Il n'avait pas beaucoup vieilli, d'après ce que remarqua Vaelor, ses cheveux argentés étant restés quasiment identiques à ses souvenirs, et il était vêtu d'un simple manteau noir et de la vieille bague de loup ayant appartenu à son père. Une bague que Vaelor avait convoitée à un moment donné, mais que, selon Thorne, il ne méritait pas, n'ayant pas fait ses preuves.

L'homme regarda autour de lui comme s'il inspectait une maison qu'il avait autrefois possédée, et Vaelor ne put que le fixer avec une irritation à peine dissimulée.

« Je vois que tu as conservé l'aspect général, à part l'ajout soudain de rouge », dit-il sans regarder Vaelor. « Je me souviens que tu aimais toujours cette couleur quand tu étais plus jeune.
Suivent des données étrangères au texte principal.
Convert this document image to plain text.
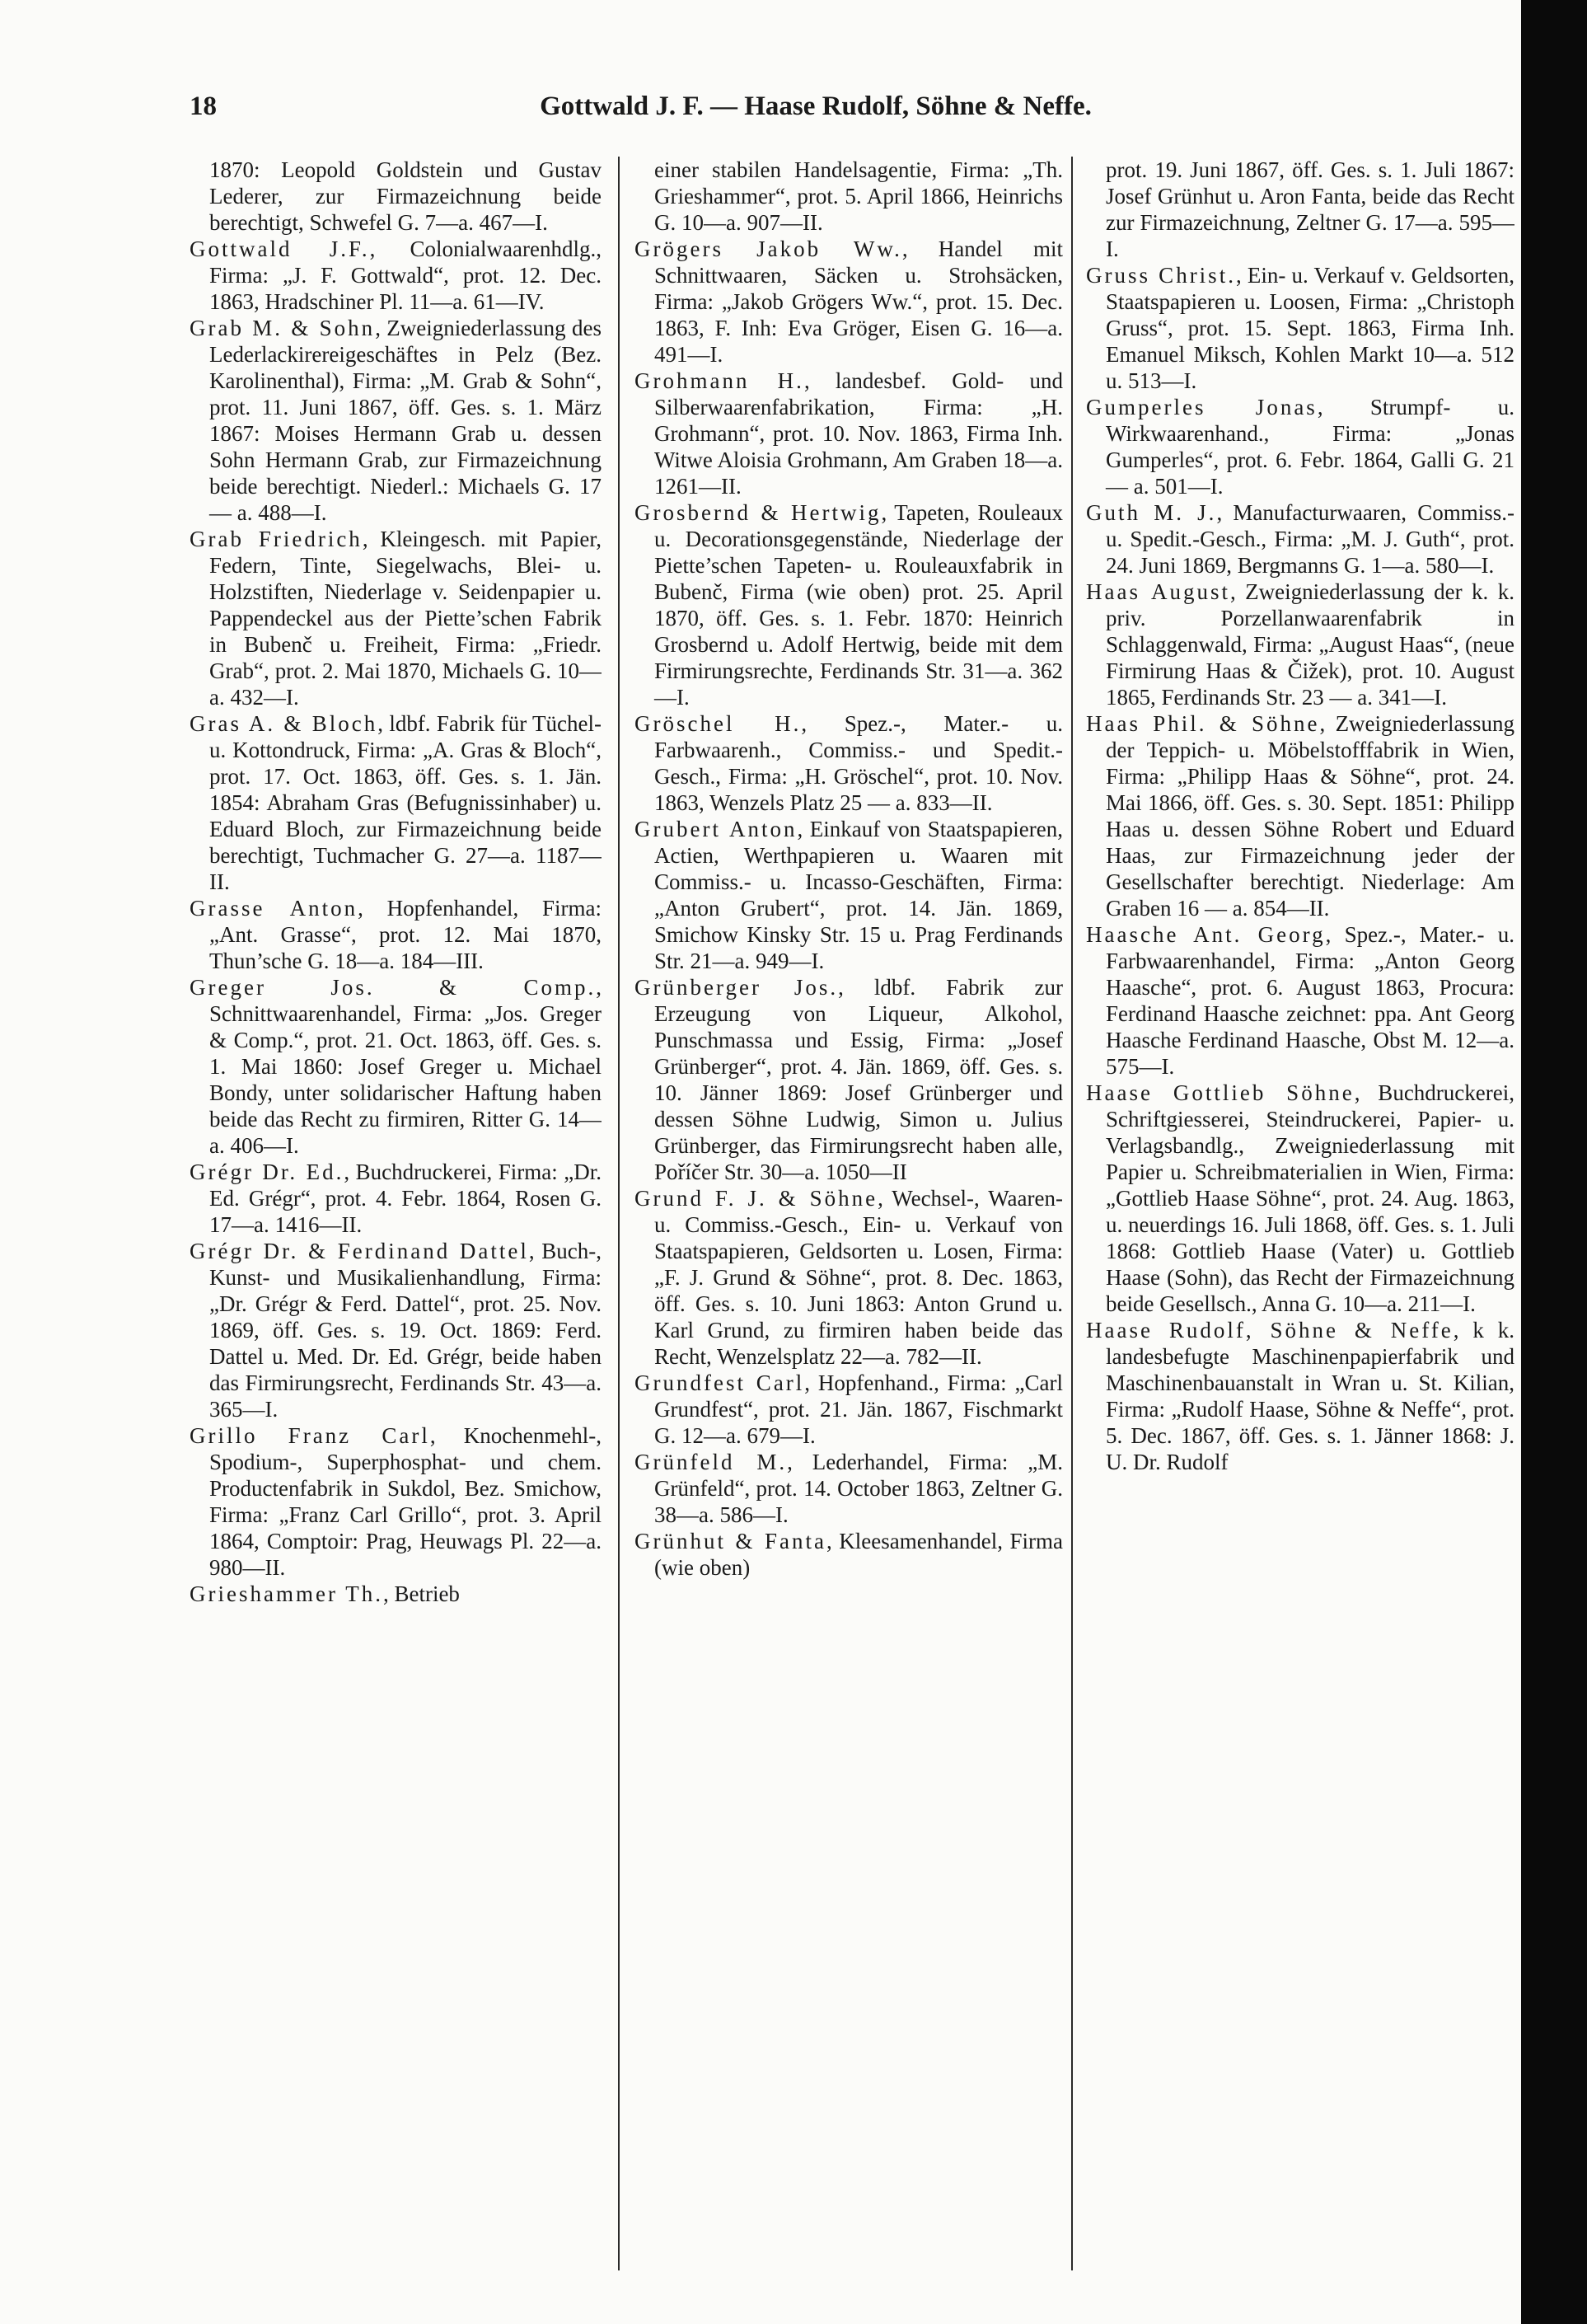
18	Gottwald J. F. — Haase Rudolf, Söhne & Neffe.

1870: Leopold Goldstein und Gustav Lederer, zur Firmazeichnung beide berechtigt, Schwefel G. 7—a. 467—I.

Gottwald J.F., Colonialwaarenhdlg., Firma: „J. F. Gottwald“, prot. 12. Dec. 1863, Hradschiner Pl. 11—a. 61—IV.

Grab M. & Sohn, Zweigniederlassung des Lederlackirereigeschäftes in Pelz (Bez. Karolinenthal), Firma: „M. Grab & Sohn“, prot. 11. Juni 1867, öff. Ges. s. 1. März 1867: Moises Hermann Grab u. dessen Sohn Hermann Grab, zur Firmazeichnung beide berechtigt. Niederl.: Michaels G. 17 — a. 488—I.

Grab Friedrich, Kleingesch. mit Papier, Federn, Tinte, Siegelwachs, Blei- u. Holzstiften, Niederlage v. Seidenpapier u. Pappendeckel aus der Piette’schen Fabrik in Bubenč u. Freiheit, Firma: „Friedr. Grab“, prot. 2. Mai 1870, Michaels G. 10—a. 432—I.

Gras A. & Bloch, ldbf. Fabrik für Tüchel- u. Kottondruck, Firma: „A. Gras & Bloch“, prot. 17. Oct. 1863, öff. Ges. s. 1. Jän. 1854: Abraham Gras (Befugnissinhaber) u. Eduard Bloch, zur Firmazeichnung beide berechtigt, Tuchmacher G. 27—a. 1187—II.

Grasse Anton, Hopfenhandel, Firma: „Ant. Grasse“, prot. 12. Mai 1870, Thun’sche G. 18—a. 184—III.

Greger Jos. & Comp., Schnittwaarenhandel, Firma: „Jos. Greger & Comp.“, prot. 21. Oct. 1863, öff. Ges. s. 1. Mai 1860: Josef Greger u. Michael Bondy, unter solidarischer Haftung haben beide das Recht zu firmiren, Ritter G. 14—a. 406—I.

Grégr Dr. Ed., Buchdruckerei, Firma: „Dr. Ed. Grégr“, prot. 4. Febr. 1864, Rosen G. 17—a. 1416—II.

Grégr Dr. & Ferdinand Dattel, Buch-, Kunst- und Musikalienhandlung, Firma: „Dr. Grégr & Ferd. Dattel“, prot. 25. Nov. 1869, öff. Ges. s. 19. Oct. 1869: Ferd. Dattel u. Med. Dr. Ed. Grégr, beide haben das Firmirungsrecht, Ferdinands Str. 43—a. 365—I.

Grillo Franz Carl, Knochenmehl-, Spodium-, Superphosphat- und chem. Productenfabrik in Sukdol, Bez. Smichow, Firma: „Franz Carl Grillo“, prot. 3. April 1864, Comptoir: Prag, Heuwags Pl. 22—a. 980—II.

Grieshammer Th., Betrieb

einer stabilen Handelsagentie, Firma: „Th. Grieshammer“, prot. 5. April 1866, Heinrichs G. 10—a. 907—II.

Grögers Jakob Ww., Handel mit Schnittwaaren, Säcken u. Strohsäcken, Firma: „Jakob Grögers Ww.“, prot. 15. Dec. 1863, F. Inh: Eva Gröger, Eisen G. 16—a. 491—I.

Grohmann H., landesbef. Gold- und Silberwaarenfabrikation, Firma: „H. Grohmann“, prot. 10. Nov. 1863, Firma Inh. Witwe Aloisia Grohmann, Am Graben 18—a. 1261—II.

Grosbernd & Hertwig, Tapeten, Rouleaux u. Decorationsgegenstände, Niederlage der Piette’schen Tapeten- u. Rouleauxfabrik in Bubenč, Firma (wie oben) prot. 25. April 1870, öff. Ges. s. 1. Febr. 1870: Heinrich Grosbernd u. Adolf Hertwig, beide mit dem Firmirungsrechte, Ferdinands Str. 31—a. 362—I.

Gröschel H., Spez.-, Mater.- u. Farbwaarenh., Commiss.- und Spedit.-Gesch., Firma: „H. Gröschel“, prot. 10. Nov. 1863, Wenzels Platz 25 — a. 833—II.

Grubert Anton, Einkauf von Staatspapieren, Actien, Werthpapieren u. Waaren mit Commiss.- u. Incasso-Geschäften, Firma: „Anton Grubert“, prot. 14. Jän. 1869, Smichow Kinsky Str. 15 u. Prag Ferdinands Str. 21—a. 949—I.

Grünberger Jos., ldbf. Fabrik zur Erzeugung von Liqueur, Alkohol, Punschmassa und Essig, Firma: „Josef Grünberger“, prot. 4. Jän. 1869, öff. Ges. s. 10. Jänner 1869: Josef Grünberger und dessen Söhne Ludwig, Simon u. Julius Grünberger, das Firmirungsrecht haben alle, Poříčer Str. 30—a. 1050—II

Grund F. J. & Söhne, Wechsel-, Waaren- u. Commiss.-Gesch., Ein- u. Verkauf von Staatspapieren, Geldsorten u. Losen, Firma: „F. J. Grund & Söhne“, prot. 8. Dec. 1863, öff. Ges. s. 10. Juni 1863: Anton Grund u. Karl Grund, zu firmiren haben beide das Recht, Wenzelsplatz 22—a. 782—II.

Grundfest Carl, Hopfenhand., Firma: „Carl Grundfest“, prot. 21. Jän. 1867, Fischmarkt G. 12—a. 679—I.

Grünfeld M., Lederhandel, Firma: „M. Grünfeld“, prot. 14. October 1863, Zeltner G. 38—a. 586—I.

Grünhut & Fanta, Kleesamenhandel, Firma (wie oben)

prot. 19. Juni 1867, öff. Ges. s. 1. Juli 1867: Josef Grünhut u. Aron Fanta, beide das Recht zur Firmazeichnung, Zeltner G. 17—a. 595—I.

Gruss Christ., Ein- u. Verkauf v. Geldsorten, Staatspapieren u. Loosen, Firma: „Christoph Gruss“, prot. 15. Sept. 1863, Firma Inh. Emanuel Miksch, Kohlen Markt 10—a. 512 u. 513—I.

Gumperles Jonas, Strumpf- u. Wirkwaarenhand., Firma: „Jonas Gumperles“, prot. 6. Febr. 1864, Galli G. 21 — a. 501—I.

Guth M. J., Manufacturwaaren, Commiss.- u. Spedit.-Gesch., Firma: „M. J. Guth“, prot. 24. Juni 1869, Bergmanns G. 1—a. 580—I.

Haas August, Zweigniederlassung der k. k. priv. Porzellanwaarenfabrik in Schlaggenwald, Firma: „August Haas“, (neue Firmirung Haas & Čižek), prot. 10. August 1865, Ferdinands Str. 23 — a. 341—I.

Haas Phil. & Söhne, Zweigniederlassung der Teppich- u. Möbelstofffabrik in Wien, Firma: „Philipp Haas & Söhne“, prot. 24. Mai 1866, öff. Ges. s. 30. Sept. 1851: Philipp Haas u. dessen Söhne Robert und Eduard Haas, zur Firmazeichnung jeder der Gesellschafter berechtigt. Niederlage: Am Graben 16 — a. 854—II.

Haasche Ant. Georg, Spez.-, Mater.- u. Farbwaarenhandel, Firma: „Anton Georg Haasche“, prot. 6. August 1863, Procura: Ferdinand Haasche zeichnet: ppa. Ant Georg Haasche Ferdinand Haasche, Obst M. 12—a. 575—I.

Haase Gottlieb Söhne, Buchdruckerei, Schriftgiesserei, Steindruckerei, Papier- u. Verlagsbandlg., Zweigniederlassung mit Papier u. Schreibmaterialien in Wien, Firma: „Gottlieb Haase Söhne“, prot. 24. Aug. 1863, u. neuerdings 16. Juli 1868, öff. Ges. s. 1. Juli 1868: Gottlieb Haase (Vater) u. Gottlieb Haase (Sohn), das Recht der Firmazeichnung beide Gesellsch., Anna G. 10—a. 211—I.

Haase Rudolf, Söhne & Neffe, k k. landesbefugte Maschinenpapierfabrik und Maschinenbauanstalt in Wran u. St. Kilian, Firma: „Rudolf Haase, Söhne & Neffe“, prot. 5. Dec. 1867, öff. Ges. s. 1. Jänner 1868: J. U. Dr. Rudolf
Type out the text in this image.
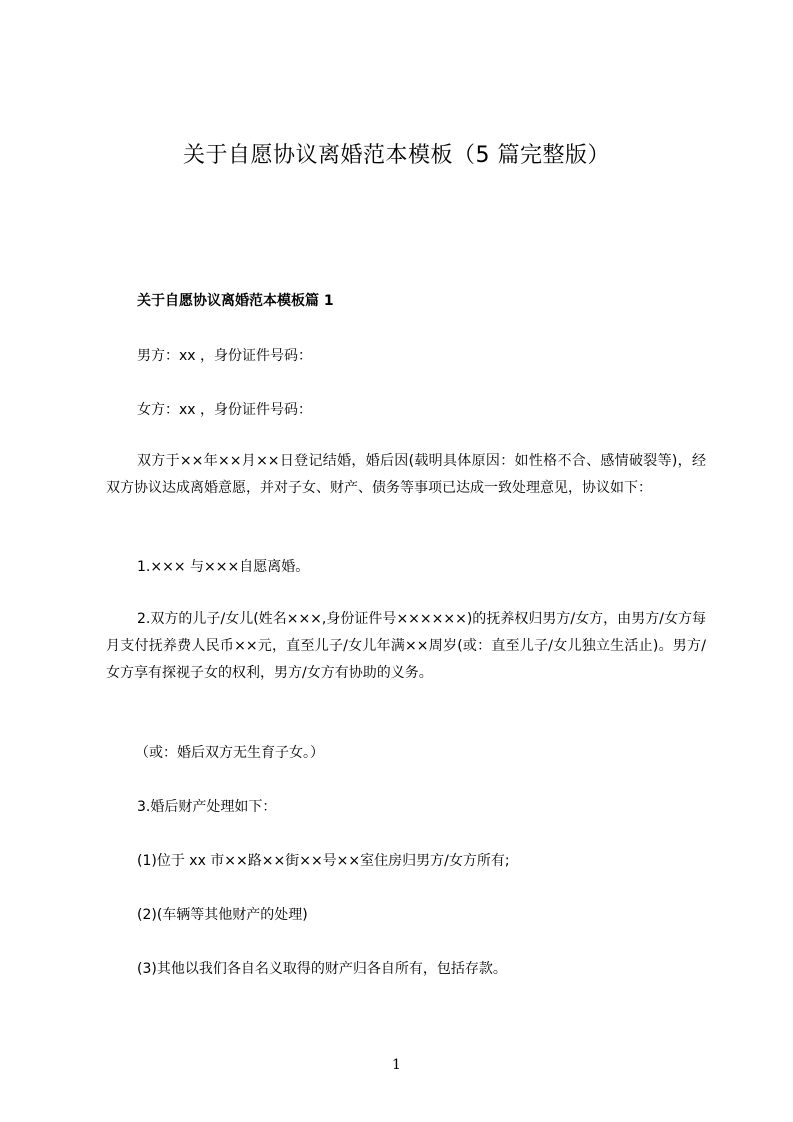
关于自愿协议离婚范本模板（5 篇完整版）
关于自愿协议离婚范本模板篇 1
男方：xx ，身份证件号码：
女方：xx ，身份证件号码：
双方于××年××月××日登记结婚，婚后因(载明具体原因：如性格不合、感情破裂等)，经双方协议达成离婚意愿，并对子女、财产、债务等事项已达成一致处理意见，协议如下：
1.××× 与×××自愿离婚。
2.双方的儿子/女儿(姓名×××,身份证件号××××××)的抚养权归男方/女方，由男方/女方每月支付抚养费人民币××元，直至儿子/女儿年满××周岁(或：直至儿子/女儿独立生活止)。男方/女方享有探视子女的权利，男方/女方有协助的义务。
（或：婚后双方无生育子女。）
3.婚后财产处理如下：
(1)位于 xx 市××路××街××号××室住房归男方/女方所有;
(2)(车辆等其他财产的处理)
(3)其他以我们各自名义取得的财产归各自所有，包括存款。
1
Est-ce que ça veut dire que tu essaies encore de convaincre tout le monde, sauf toi-même, que tu es plus feu que glace ? »

Vaelor ne répondit pas et s'avança plus loin à l'intérieur, refermant la porte derrière lui.

« Tu es assis sur ma chaise », dit-il simplement.

Thorne tourna légèrement la tête et ricana. « Tu étais plus malin autrefois que de commencer à énoncer des évidences, mon garçon. »

Vaelor traversa la pièce et s'assit à l'autre bout de la table.

« Tu n'étais pas invité au palais, et au cas où tu ne le saurais pas, les visites au palais se font uniquement sur invitation », dit-il.

« Je n'attends jamais d'invitation », répondit Thorne. « Tu devrais le savoir mieux que quiconque. »

Il y eut un silence pesant et tendu.

Thorne se cala dans son fauteuil et croisa une jambe sur l'autre. « Bref, il y a du mouvement à l'Est, et d'après mes informations, quelques meutes rassemblent des rebelles et des lignées que vous avez oublié d'éliminer correctement. »

La mâchoire de Vaelor se serra, mais il ne répondit pas immédiatement.

« Ils ne se contentent plus de hurler en arrière, ni de se cacher », poursuivit Thorne. « Et apparemment, leur nouvelle audace s'explique par le fait qu'ils ont trouvé un chef, celui qu'ils appellent le Loup Pâle. »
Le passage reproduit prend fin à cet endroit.